Q This 20-inch doll is marked “S 7 H” on the front of her shoulder plate. She has a cloth body with leather arms and hands that have separated fingers. Her fine and pale bisque head features closed mouth, blue set glass eyes and pierced ears with earrings. Her clothes look original, though they show some wear in spots where the fabric is weak and shredding. Would she be a German fashion doll? What would her value be?

A Your doll’s head is from Germany’s Simon & Halbig porcelain factory, which had a reputation for manufacturing excellent-quality products. S&H made only porcelain heads and other porcelain parts that were sold to doll factories that made the complete dolls. Your lovely doll is an example of a lady of the 1870s. Yes, collectors do refer to these ladies as German fashion dolls. They were economy versions of the more-expensive French lady dolls. It is interesting to note that these early heads are marked on the front of the shoulder plate. Sometimes, collectors forget to look on the front when searching for a mark because they are so used to looking on the back. That’s why many of these early S&H dolls go unidentified. Also, in the 1870s, Simon & Halbig produced shoulder heads with beautifully molded hair in elaborate styles that are very rarely found today. If her head were perfect with no cracks, chips or repairs, I would value her at about $1,500.
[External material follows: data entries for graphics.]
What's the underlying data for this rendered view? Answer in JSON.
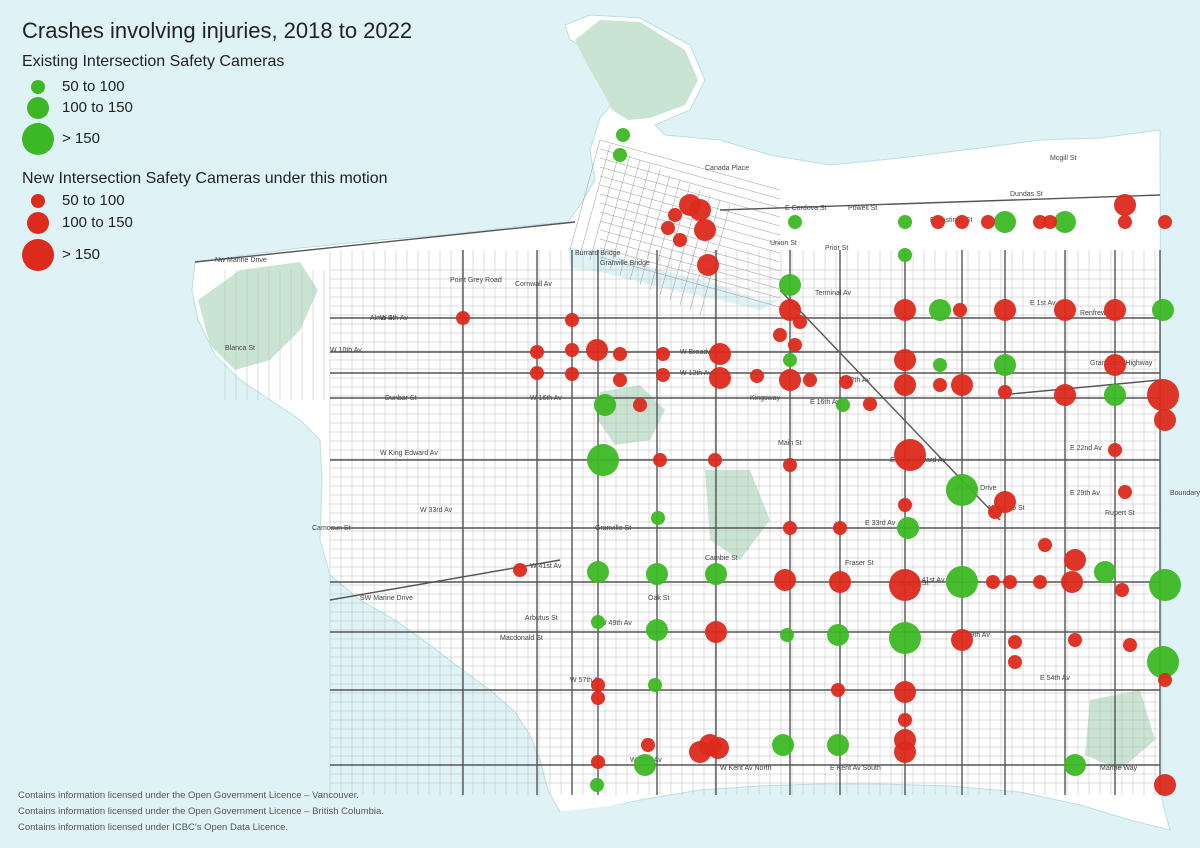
{
  "title": "Crashes involving injuries, 2018 to 2022",
  "legend": {
    "existing_heading": "Existing Intersection Safety Cameras",
    "new_heading": "New Intersection Safety Cameras under this motion",
    "classes": [
      "50 to 100",
      "100 to 150",
      "> 150"
    ]
  },
  "colors": {
    "existing": "#3cb824",
    "new": "#dc2a1c",
    "water": "#dff3f7",
    "park": "#c9e4d3",
    "road": "#555555"
  },
  "credits": [
    "Contains information licensed under the Open Government Licence – Vancouver.",
    "Contains information licensed under the Open Government Licence – British Columbia.",
    "Contains information licensed under ICBC's Open Data Licence."
  ],
  "road_labels": [
    "Nw Marine Drive",
    "Point Grey Road",
    "Cornwall Av",
    "W 4th Av",
    "W 10th Av",
    "W Broadway",
    "W 12th Av",
    "W 16th Av",
    "W King Edward Av",
    "W 33rd Av",
    "W 41st Av",
    "SW Marine Drive",
    "W 49th Av",
    "W 57th Av",
    "W 70th Av",
    "Granville St",
    "Oak St",
    "Cambie St",
    "Main St",
    "Fraser St",
    "Knight St",
    "Victoria Drive",
    "Nanaimo St",
    "Rupert St",
    "Boundary Road",
    "E Hastings St",
    "Powell St",
    "Terminal Av",
    "E 1st Av",
    "Grandview Highway",
    "E King Edward Av",
    "E 41st Av",
    "E 49th Av",
    "E Kent Av South",
    "Marine Way",
    "Kingsway",
    "Prior St",
    "Union St",
    "E Cordova St",
    "Dundas St",
    "Mcgill St",
    "Canada Place",
    "Burrard Bridge",
    "Granville Bridge",
    "E 12th Av",
    "E 16th Av",
    "E 22nd Av",
    "E 29th Av",
    "E 33rd Av",
    "E 54th Av",
    "W Kent Av North",
    "Arbutus St",
    "Macdonald St",
    "Dunbar St",
    "Blanca St",
    "Alma St",
    "Camosun St",
    "Renfrew St"
  ],
  "cameras": {
    "existing": [
      [
        623,
        135,
        1
      ],
      [
        620,
        155,
        1
      ],
      [
        795,
        222,
        1
      ],
      [
        905,
        222,
        1
      ],
      [
        1005,
        222,
        2
      ],
      [
        1065,
        222,
        2
      ],
      [
        905,
        255,
        1
      ],
      [
        790,
        285,
        2
      ],
      [
        940,
        310,
        2
      ],
      [
        1163,
        310,
        2
      ],
      [
        1005,
        365,
        2
      ],
      [
        940,
        365,
        1
      ],
      [
        605,
        405,
        2
      ],
      [
        1115,
        395,
        2
      ],
      [
        843,
        405,
        1
      ],
      [
        790,
        360,
        1
      ],
      [
        603,
        460,
        3
      ],
      [
        962,
        490,
        3
      ],
      [
        658,
        518,
        1
      ],
      [
        908,
        528,
        2
      ],
      [
        598,
        572,
        2
      ],
      [
        657,
        574,
        2
      ],
      [
        716,
        574,
        2
      ],
      [
        962,
        582,
        3
      ],
      [
        1105,
        572,
        2
      ],
      [
        1165,
        585,
        3
      ],
      [
        598,
        622,
        1
      ],
      [
        657,
        630,
        2
      ],
      [
        787,
        635,
        1
      ],
      [
        838,
        635,
        2
      ],
      [
        905,
        638,
        3
      ],
      [
        1163,
        662,
        3
      ],
      [
        655,
        685,
        1
      ],
      [
        783,
        745,
        2
      ],
      [
        838,
        745,
        2
      ],
      [
        645,
        765,
        2
      ],
      [
        1075,
        765,
        2
      ],
      [
        597,
        785,
        1
      ]
    ],
    "new": [
      [
        463,
        318,
        1
      ],
      [
        572,
        320,
        1
      ],
      [
        572,
        350,
        1
      ],
      [
        537,
        352,
        1
      ],
      [
        597,
        350,
        2
      ],
      [
        620,
        354,
        1
      ],
      [
        663,
        354,
        1
      ],
      [
        720,
        354,
        2
      ],
      [
        537,
        373,
        1
      ],
      [
        572,
        374,
        1
      ],
      [
        620,
        380,
        1
      ],
      [
        663,
        375,
        1
      ],
      [
        720,
        378,
        2
      ],
      [
        757,
        376,
        1
      ],
      [
        790,
        380,
        2
      ],
      [
        810,
        380,
        1
      ],
      [
        846,
        382,
        1
      ],
      [
        905,
        360,
        2
      ],
      [
        905,
        385,
        2
      ],
      [
        940,
        385,
        1
      ],
      [
        962,
        385,
        2
      ],
      [
        1005,
        392,
        1
      ],
      [
        1065,
        395,
        2
      ],
      [
        1115,
        365,
        2
      ],
      [
        1163,
        395,
        3
      ],
      [
        1165,
        420,
        2
      ],
      [
        870,
        404,
        1
      ],
      [
        640,
        405,
        1
      ],
      [
        690,
        205,
        2
      ],
      [
        700,
        210,
        2
      ],
      [
        705,
        230,
        2
      ],
      [
        675,
        215,
        1
      ],
      [
        680,
        240,
        1
      ],
      [
        708,
        265,
        2
      ],
      [
        668,
        228,
        1
      ],
      [
        938,
        222,
        1
      ],
      [
        962,
        222,
        1
      ],
      [
        988,
        222,
        1
      ],
      [
        1040,
        222,
        1
      ],
      [
        1050,
        222,
        1
      ],
      [
        1125,
        222,
        1
      ],
      [
        1165,
        222,
        1
      ],
      [
        1125,
        205,
        2
      ],
      [
        905,
        310,
        2
      ],
      [
        960,
        310,
        1
      ],
      [
        1005,
        310,
        2
      ],
      [
        1065,
        310,
        2
      ],
      [
        1115,
        310,
        2
      ],
      [
        790,
        310,
        2
      ],
      [
        800,
        322,
        1
      ],
      [
        780,
        335,
        1
      ],
      [
        795,
        345,
        1
      ],
      [
        910,
        455,
        3
      ],
      [
        660,
        460,
        1
      ],
      [
        715,
        460,
        1
      ],
      [
        790,
        465,
        1
      ],
      [
        1115,
        450,
        1
      ],
      [
        1125,
        492,
        1
      ],
      [
        1005,
        502,
        2
      ],
      [
        995,
        512,
        1
      ],
      [
        905,
        505,
        1
      ],
      [
        790,
        528,
        1
      ],
      [
        840,
        528,
        1
      ],
      [
        1045,
        545,
        1
      ],
      [
        1075,
        560,
        2
      ],
      [
        1072,
        582,
        2
      ],
      [
        993,
        582,
        1
      ],
      [
        1010,
        582,
        1
      ],
      [
        1040,
        582,
        1
      ],
      [
        1122,
        590,
        1
      ],
      [
        785,
        580,
        2
      ],
      [
        840,
        582,
        2
      ],
      [
        905,
        585,
        3
      ],
      [
        520,
        570,
        1
      ],
      [
        716,
        632,
        2
      ],
      [
        962,
        640,
        2
      ],
      [
        1015,
        642,
        1
      ],
      [
        1075,
        640,
        1
      ],
      [
        1130,
        645,
        1
      ],
      [
        1015,
        662,
        1
      ],
      [
        838,
        690,
        1
      ],
      [
        905,
        692,
        2
      ],
      [
        598,
        685,
        1
      ],
      [
        598,
        698,
        1
      ],
      [
        1165,
        680,
        1
      ],
      [
        905,
        720,
        1
      ],
      [
        905,
        740,
        2
      ],
      [
        905,
        752,
        2
      ],
      [
        710,
        745,
        2
      ],
      [
        700,
        752,
        2
      ],
      [
        718,
        748,
        2
      ],
      [
        648,
        745,
        1
      ],
      [
        598,
        762,
        1
      ],
      [
        1165,
        785,
        2
      ]
    ]
  }
}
Q Enclosed are photos of two 55– inches-tall dolls in original boxes. They are both all-bisque with jointed arms, legs and necks. The box is labeled “1/2 doz 1056/no Gekleidete Puppen Made in Germany.” The heads are marked “13a.” Both have set glass eyes. The only information I’ve found is in the Colemans’ The Collector’s Encyclopedia of Dolls. This identifies them as made by Ernst Winkler, 1910-1911. However, I have not been able to locate any price information at all. If you can give an idea of value, I’d appreciate it.

A How fortunate you are to have a matching pair of boxed dolls! First, I would like to point out that your dolls are not all bisque. They have bisque heads with composition or papier-mache bodies. From your research, you have discovered one possibility as to the manufacturer of your dolls. Winkler advertised in 1906 that one of his specialties was “dressed miniature dolls, 22 cm [about 8 1/2inches], at all prices and of every genre, specially suited for wholesale and export.” The Ciesliks’ German Doll Encyclopedia shows Winkler’s mark on the back of the doll’s head as a “VU” They also show Winkler’s trademark as Gekleidete Puppen accompanied by a 6– pointed star with “W” or “EW” within a circle inside a star. Gekleidete Puppen simply means “dressed dolls,” and although Winkler used that as part of his trademark, other manufacturers certainly used the term on their boxes also. I’m delineating all of this because I’m not sure that Winkler actually manufactured your dolls, considering the size of the dolls and the lack of the “W” on the back of the head or the trademark “W” inside the star on the box.

I think it’s more likely that they were made by the factory of Georg Bruchlos, which also specialized in dressed dolls. There is a 1927 Bruchlos advertisement for 5Y2-inch dressed dolls on page 193 of the Colemans’ Encyclopedia, Volume II. These sold for 10 cents each. Imagine that! The Bruchlos dolls that I have seen are incised “13a” on the backs of their heads, as are yours. The bisque heads came with either painted or glass eyes and short, rolled curl mohair wigs, and short, rolled curl mohair wigs, usually blonde. The bodies were of mediocre-quality papier-mache. These dolls were available as boys or girls in a wide variety of costumes, dresses, suits and uniforms. Fabrics were cotton, gauze and flannel with lace, ribbon and button trim. All had appropriate hats. Some all– bisque dolls have been found with the “13 a” heads and torso and limbs marked just “13.” As for value, I would place them at $200-225 each if their heads were perfect with no cracks, chips or repairs.